Opinión

La perspectiva del balcón

“Si alguna vez vuelvo a tener ojos, miraré 

verdaderamente a los ojos de los demás, 

como si estuviera viéndoles el alma.” 

(“Ensayo sobre la ceguera”. José Saramago)

La perspectiva es clave. Siempre lo es y aún así pocas veces la tenemos presente.  Los colores, las formas, las imágenes o los espacios varían en función de la perspectiva elegida y pueden ser deformados o formados. Desde la que me ofrece mi balcón, reconozco que medida y calculada con mis propias reglas, diviso cuerpos que se mueven en muchas velocidades diferentes y caras escondidas detrás de mascarillas que hace poco se nos antojaban atrezzo de un gesto teatral, lejano e inútil. 

Se saludan de mil maneras pensadas sin acercarse: con efusividad, con un gesto de dejadez, sólo con los ojos o con palabras tamizadas por la tela y casi ininteligibles. Estoy segura, siguiendo el lenguaje corporal de esta vecindad ya casi disuelta, que muchos no se reconocen y se limitan a mantener las normas de la cortesía, por si acaso.
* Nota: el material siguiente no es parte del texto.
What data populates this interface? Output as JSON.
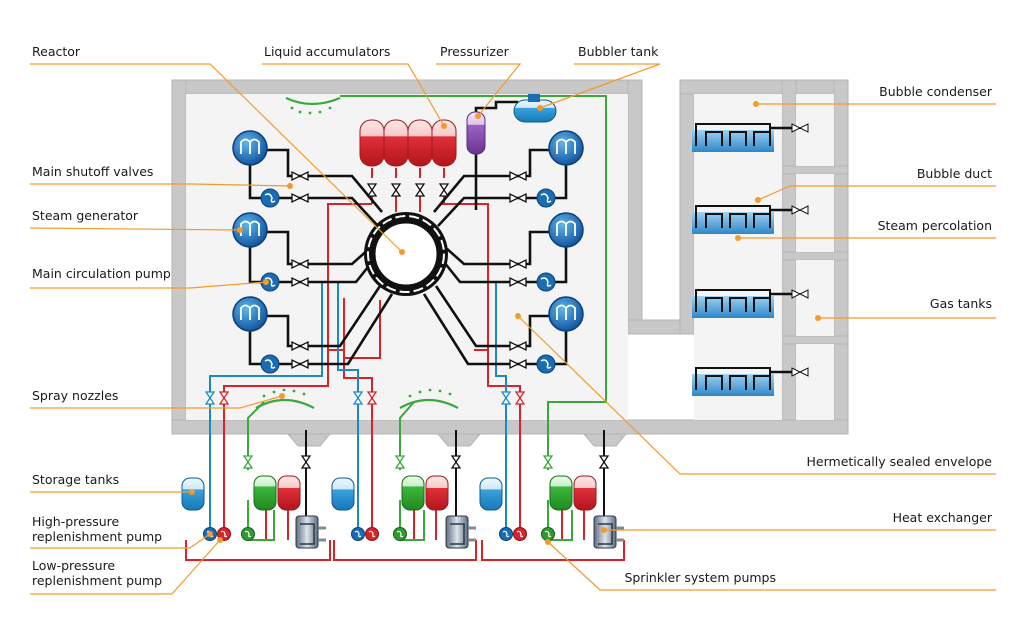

Los veo alejarse unos de otros mientras piensan “quién será ese”, al mismo tiempo que repasan el archivo en el que guardan los nombres con caras de quienes forman su red social, ahora con orden de alejamiento.
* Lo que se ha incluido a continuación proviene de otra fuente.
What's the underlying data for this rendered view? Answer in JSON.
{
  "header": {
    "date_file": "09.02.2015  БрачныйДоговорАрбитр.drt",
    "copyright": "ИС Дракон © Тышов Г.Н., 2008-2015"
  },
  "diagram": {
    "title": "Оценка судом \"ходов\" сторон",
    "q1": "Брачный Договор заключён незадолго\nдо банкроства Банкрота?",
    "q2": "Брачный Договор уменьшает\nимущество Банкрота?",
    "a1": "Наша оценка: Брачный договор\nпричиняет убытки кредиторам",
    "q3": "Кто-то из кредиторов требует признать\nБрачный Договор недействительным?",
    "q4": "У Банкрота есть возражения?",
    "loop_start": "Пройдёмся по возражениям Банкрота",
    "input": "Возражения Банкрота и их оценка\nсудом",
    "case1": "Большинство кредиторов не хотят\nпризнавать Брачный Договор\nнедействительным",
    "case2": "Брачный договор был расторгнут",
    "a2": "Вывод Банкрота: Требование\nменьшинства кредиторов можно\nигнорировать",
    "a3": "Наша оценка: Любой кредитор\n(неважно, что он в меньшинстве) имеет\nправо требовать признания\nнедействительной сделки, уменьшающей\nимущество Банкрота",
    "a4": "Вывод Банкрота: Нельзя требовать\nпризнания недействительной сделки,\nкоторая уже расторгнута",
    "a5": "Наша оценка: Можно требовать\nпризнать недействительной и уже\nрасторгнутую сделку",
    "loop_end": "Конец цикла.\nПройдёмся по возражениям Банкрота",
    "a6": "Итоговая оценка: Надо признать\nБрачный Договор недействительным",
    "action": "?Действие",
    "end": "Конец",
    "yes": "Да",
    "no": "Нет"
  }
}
Puede que afloren tantos extraños porque hace, quizás demasiado, que dejamos de mirarnos, de vernos de verdad. Puede que los ojos se hayan desacostumbrado a reflejarse en los otros ojos y ya no sepan registrar las esencias que no se olvidan. Mirarse de verdad puede resultar demasiado peligroso, demasiado expuesto, porque las mentiras se esconden peor, la seducción se escapa al control, la vergüenza asoma, la prepotencia se destapa y, sobre todo, el miedo pierde recodos en los que ocultarse.
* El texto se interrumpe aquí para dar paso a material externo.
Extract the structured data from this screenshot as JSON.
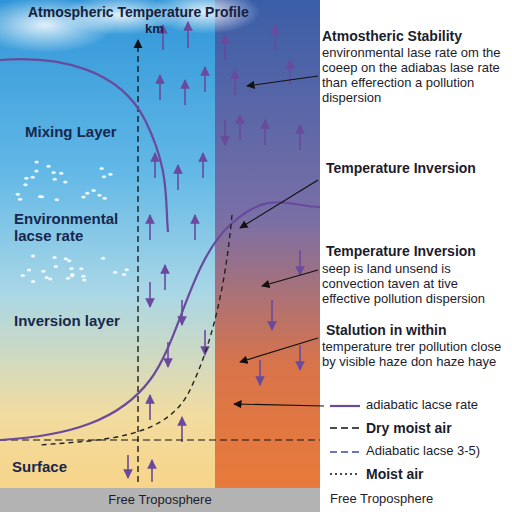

Las gafas de sol protegen de peligrosos rayos pero también forman una barrera para ver, sin ser descubiertos. Las mascarillas del virus, en cambio, dirigen toda la atención a los ojos que hablan y que cuentan, aún a pesar de no querer contar nada.  Ahora son ellos los que  sonríen, compadecen, aman y odian. Son tiempos diferentes, tiempos de camuflajes homologados para igualar, aún con visiones imperfectas. Pero también son tiempos detenidos por voluntarios que excavan túneles subterráneos para provocar fugas peligrosas, aunque en el camino desencadenen la ceguera. Para suplantar el encuentro de la mirada común se persiste en desviarla hacia adornos bicolores en bocas cubiertas, hacia aires ya contaminados de desprecio y hacia muletas que, incapaces de sostener nada, se dedican al derribo. Los estandartes del desorden y el privilegio intentan cegar las miradas expuestas por las mascarillas. Desde mi balcón sigo jugando a adivinar cuántos vecinos son capaces de conocerse en esa media cara, mientras descubro en el suelo, con mucha pena, lazos negros olvidados. Aunque tal vez sólo sea cuestión de perspectiva. Quién sabe.